İkincisi inşaat sektöründe.

Özellikte eski yapılarda tavanı taşıyan büyük keresteleri birbirine geçirmek için zıvana modeli uygulanır. Aslında yapıyı ayakta tutan kilit sistemidir zıvana. Ve bir taşıyıcı kalasları çözülürse, yani zıvanadan çıkarsa, o yapının ayakta kalma imkanı yok olur. Kısa sürede yıkılır. Zıvanadan çıkmış bir binada oturulmaz, çökmesi kaderdir artık.

Üçüncüsü ise daha yakın zamanlı. Özellikle geçtiğimiz yüzyılın ortalarından sonlarına kadar kalabalık kentlerde kavşakların ortalarına konulan ve trafik polislerinin içine girip trafiği yönettikleri iki tarafı açık bidona da zıvana denirdi. Kalabalık trafiği yönetemeyen polisin bulunduğu yerden çıkıp şoförler ile dalaşmasına zıvanadan çıkmak denirdi.

Hangi çerçeveden bakarsak bakalım Türkiye artık tam anlamıyla zıvanasından çıkmış bir ülke.

İktidar ile mafyanın ağır değirmentaşları arasında ezilen halk, bu taşların zıvanadan çıkmasıyla çılgın bir kontrolsüzlüğün ve fırdöndü ağırlığın altında bahtsız kaderine koşuyor.

Ülkenin temel direklerinin zıvanaları birer birer atıyor ve milleti ayakta tutan tüm dikişler patlıyor.

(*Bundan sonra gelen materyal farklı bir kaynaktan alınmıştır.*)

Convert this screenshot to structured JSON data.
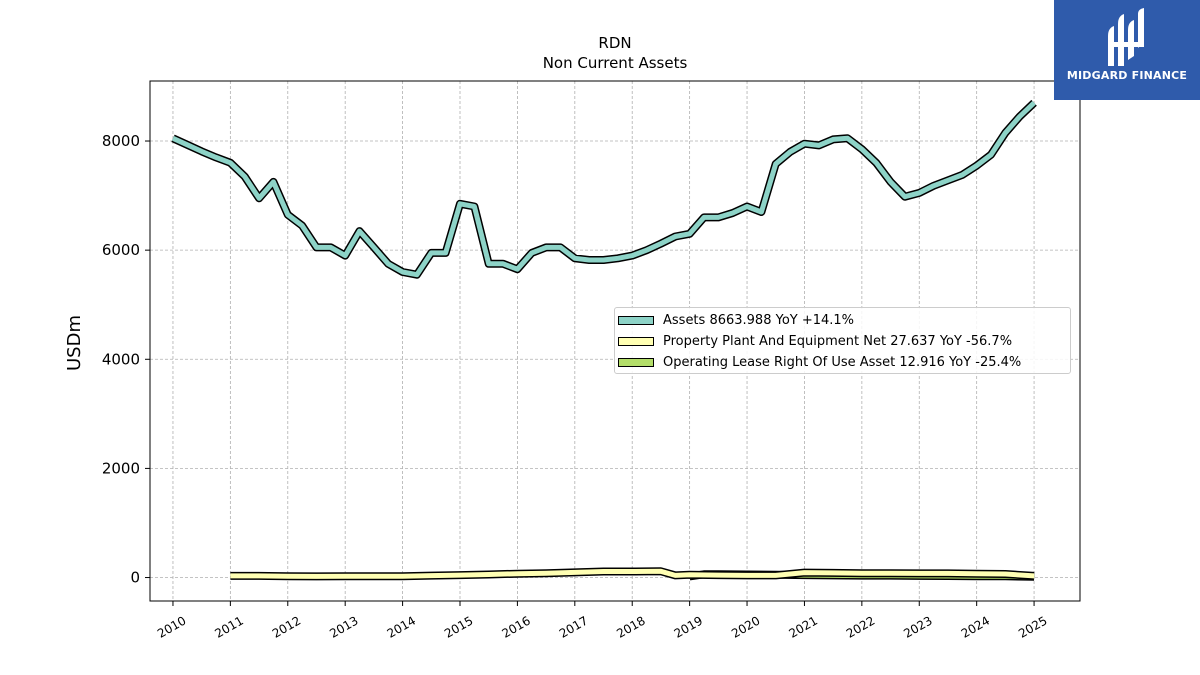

Ülke binası çöktü çökecek.

Ve nihayetinde akıl almaz derecede pis ve akışkan olan kirli bir trafik neticesinde ülkenin nizamata dair her şey zıvanasından çıkmış durumda. Ülke bir çete ve kişinin ellerinde perişan vaziyette.

Resmi Gazete bile bir kişinin isteğiyle “Bugün yayınlanmıyor” denebiliyor.

Gazeteciler mafyayı değil, mafya gazetecileri ifşa ediyor.

Pislik ve karanlığın leş gibi kokan iç içe geçmişliği memleketi çepeçevre sarmış durumda.

Tekrar edeyim; zıvanasından çıkmış bir ülkenin ayakta durması mümkün değil maalesef.